I had tried to look ahead and plan for the help that I thought we might need (while doing as much as I could on my own). But when we were in the thick of it, we needed so much more. Especially when we found ourselves staying an additional week in the hospital. Amazingly, our community surrounded us with their love and THEY determined what we needed, and then they did it. With an abundance of generosity. People I didn’t know that well were offering their help, offering words of  encouragement, prayers and love.

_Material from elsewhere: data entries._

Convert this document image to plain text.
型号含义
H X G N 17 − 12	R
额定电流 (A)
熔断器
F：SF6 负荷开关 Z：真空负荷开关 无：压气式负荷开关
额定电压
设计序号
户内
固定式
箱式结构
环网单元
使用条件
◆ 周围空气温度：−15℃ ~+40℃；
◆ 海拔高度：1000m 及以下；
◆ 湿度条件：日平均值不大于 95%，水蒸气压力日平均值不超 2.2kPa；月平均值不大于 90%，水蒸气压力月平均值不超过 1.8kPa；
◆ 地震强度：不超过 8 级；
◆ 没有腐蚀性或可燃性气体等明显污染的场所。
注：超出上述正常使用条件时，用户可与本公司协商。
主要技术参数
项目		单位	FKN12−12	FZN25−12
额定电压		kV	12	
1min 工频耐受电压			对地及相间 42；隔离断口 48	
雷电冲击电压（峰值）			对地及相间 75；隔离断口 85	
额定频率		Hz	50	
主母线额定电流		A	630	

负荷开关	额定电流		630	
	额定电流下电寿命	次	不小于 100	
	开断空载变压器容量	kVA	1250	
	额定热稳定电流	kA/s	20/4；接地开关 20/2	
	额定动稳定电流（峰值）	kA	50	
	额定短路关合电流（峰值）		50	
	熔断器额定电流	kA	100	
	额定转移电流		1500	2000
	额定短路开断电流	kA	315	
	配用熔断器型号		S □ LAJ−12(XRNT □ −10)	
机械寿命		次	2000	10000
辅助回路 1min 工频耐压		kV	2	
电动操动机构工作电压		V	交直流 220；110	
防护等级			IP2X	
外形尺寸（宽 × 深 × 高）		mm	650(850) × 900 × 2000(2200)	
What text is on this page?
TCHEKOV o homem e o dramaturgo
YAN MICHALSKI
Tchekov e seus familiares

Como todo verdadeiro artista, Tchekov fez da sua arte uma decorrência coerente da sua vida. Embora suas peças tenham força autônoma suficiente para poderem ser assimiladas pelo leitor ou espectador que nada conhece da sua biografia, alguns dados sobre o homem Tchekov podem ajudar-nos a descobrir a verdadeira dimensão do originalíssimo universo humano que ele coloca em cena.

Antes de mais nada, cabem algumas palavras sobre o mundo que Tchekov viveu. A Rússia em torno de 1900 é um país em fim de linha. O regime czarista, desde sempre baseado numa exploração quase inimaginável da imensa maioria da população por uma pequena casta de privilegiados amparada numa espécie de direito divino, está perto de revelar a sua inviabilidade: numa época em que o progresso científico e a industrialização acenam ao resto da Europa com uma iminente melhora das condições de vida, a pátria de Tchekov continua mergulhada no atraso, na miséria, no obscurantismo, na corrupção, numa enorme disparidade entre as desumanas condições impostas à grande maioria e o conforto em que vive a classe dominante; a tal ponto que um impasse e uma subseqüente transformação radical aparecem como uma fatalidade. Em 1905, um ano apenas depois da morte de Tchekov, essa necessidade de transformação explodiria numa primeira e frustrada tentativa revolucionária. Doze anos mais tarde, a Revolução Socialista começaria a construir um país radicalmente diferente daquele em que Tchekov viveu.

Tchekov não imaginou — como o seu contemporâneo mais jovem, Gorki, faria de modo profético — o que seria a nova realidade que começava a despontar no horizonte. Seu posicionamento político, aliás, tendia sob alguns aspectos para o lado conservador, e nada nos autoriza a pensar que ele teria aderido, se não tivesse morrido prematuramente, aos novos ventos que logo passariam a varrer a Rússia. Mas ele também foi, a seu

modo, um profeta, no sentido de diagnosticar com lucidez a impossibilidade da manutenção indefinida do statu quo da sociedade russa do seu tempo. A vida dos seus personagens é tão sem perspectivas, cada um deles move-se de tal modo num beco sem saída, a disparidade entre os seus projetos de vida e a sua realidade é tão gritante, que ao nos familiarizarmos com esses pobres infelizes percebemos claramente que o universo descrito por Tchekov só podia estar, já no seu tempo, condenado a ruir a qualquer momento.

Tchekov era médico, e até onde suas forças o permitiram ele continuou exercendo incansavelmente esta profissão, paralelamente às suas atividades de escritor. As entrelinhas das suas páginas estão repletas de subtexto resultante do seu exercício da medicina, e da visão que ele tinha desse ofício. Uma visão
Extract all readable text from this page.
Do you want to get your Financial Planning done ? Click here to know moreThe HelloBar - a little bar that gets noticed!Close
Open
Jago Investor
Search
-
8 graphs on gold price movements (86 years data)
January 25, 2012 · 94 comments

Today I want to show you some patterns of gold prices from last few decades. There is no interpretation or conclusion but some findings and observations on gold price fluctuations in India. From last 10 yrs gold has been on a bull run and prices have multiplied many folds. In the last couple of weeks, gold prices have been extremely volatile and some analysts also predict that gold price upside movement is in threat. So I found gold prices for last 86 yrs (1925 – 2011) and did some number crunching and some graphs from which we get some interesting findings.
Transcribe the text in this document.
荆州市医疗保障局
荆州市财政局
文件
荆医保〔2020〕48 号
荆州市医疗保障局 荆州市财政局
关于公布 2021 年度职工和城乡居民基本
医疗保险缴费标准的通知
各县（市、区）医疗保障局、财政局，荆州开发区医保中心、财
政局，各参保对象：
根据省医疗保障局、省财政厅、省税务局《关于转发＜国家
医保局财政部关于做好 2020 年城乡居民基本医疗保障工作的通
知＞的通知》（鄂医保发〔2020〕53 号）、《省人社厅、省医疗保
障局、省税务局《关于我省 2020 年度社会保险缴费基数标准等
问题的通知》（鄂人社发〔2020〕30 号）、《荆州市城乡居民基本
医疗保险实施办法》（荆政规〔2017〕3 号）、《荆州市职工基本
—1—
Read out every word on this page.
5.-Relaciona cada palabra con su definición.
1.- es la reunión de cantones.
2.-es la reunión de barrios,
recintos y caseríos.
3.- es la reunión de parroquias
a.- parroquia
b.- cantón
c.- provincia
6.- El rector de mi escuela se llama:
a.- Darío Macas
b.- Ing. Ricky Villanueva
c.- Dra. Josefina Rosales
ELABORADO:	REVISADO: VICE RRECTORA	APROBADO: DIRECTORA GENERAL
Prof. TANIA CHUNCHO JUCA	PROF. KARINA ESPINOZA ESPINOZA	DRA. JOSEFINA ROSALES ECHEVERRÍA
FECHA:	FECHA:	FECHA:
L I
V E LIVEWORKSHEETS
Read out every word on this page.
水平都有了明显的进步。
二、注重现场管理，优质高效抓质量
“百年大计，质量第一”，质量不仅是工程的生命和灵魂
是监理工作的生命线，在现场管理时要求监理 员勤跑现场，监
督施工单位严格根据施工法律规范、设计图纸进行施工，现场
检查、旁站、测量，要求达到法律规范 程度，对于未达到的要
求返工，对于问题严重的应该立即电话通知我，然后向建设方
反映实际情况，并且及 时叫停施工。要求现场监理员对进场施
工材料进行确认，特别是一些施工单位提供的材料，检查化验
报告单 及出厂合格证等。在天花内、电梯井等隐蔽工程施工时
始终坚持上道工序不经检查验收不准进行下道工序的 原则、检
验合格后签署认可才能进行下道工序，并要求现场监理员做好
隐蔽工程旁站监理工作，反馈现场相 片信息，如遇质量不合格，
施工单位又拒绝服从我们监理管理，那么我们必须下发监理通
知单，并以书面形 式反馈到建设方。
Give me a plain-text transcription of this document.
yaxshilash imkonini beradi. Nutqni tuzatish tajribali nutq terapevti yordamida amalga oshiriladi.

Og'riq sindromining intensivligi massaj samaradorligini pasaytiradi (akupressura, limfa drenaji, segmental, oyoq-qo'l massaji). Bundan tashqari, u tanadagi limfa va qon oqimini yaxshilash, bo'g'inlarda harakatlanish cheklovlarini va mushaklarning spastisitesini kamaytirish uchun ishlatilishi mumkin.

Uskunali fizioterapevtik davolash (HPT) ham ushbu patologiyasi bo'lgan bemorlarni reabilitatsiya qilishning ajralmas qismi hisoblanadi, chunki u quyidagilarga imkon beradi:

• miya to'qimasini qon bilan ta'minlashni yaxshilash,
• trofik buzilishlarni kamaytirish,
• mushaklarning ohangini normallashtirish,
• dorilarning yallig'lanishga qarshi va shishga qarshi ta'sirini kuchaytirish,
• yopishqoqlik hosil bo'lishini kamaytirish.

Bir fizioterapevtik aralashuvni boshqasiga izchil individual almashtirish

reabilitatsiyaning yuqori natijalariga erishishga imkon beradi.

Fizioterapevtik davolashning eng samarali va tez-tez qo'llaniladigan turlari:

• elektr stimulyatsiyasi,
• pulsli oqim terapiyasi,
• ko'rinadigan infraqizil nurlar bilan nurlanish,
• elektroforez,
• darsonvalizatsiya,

Our son was discharged from the hospital a few days before Thanksgiving and has been living life back to normal since then. Looking back on that overwhelming time in our lives, I am left with a sense of community, gratitude and love from the people that reached out when we needed it. Whether we deserved it or not, whether we had asked for it or not, our needs were met every day. Because of the help that we were given, we are inspired to look around and see who we can help in our community. I hope my boys will remember this time and know how it felt to have the love and support from others. I hope because they were on the receiving end of such generosity that they will always look to offer a helping hand to someone. Even if they do not ask for it.

Because it is always the right thing to do.


Julie is a mom of five boys and one girl. She is a runner, biker, yoga instructor and socializer. That about sums it up. Believe it or not, she really does enjoy the soccer, cross country, swim team, track, dance classes, basketball, and theater her kids are involved in as long as she has another mom (or dad) to talk to during these events. Julie is starting a new adventure going back to school to get her Masters in Marriage and Family Therapy at Edgewood College.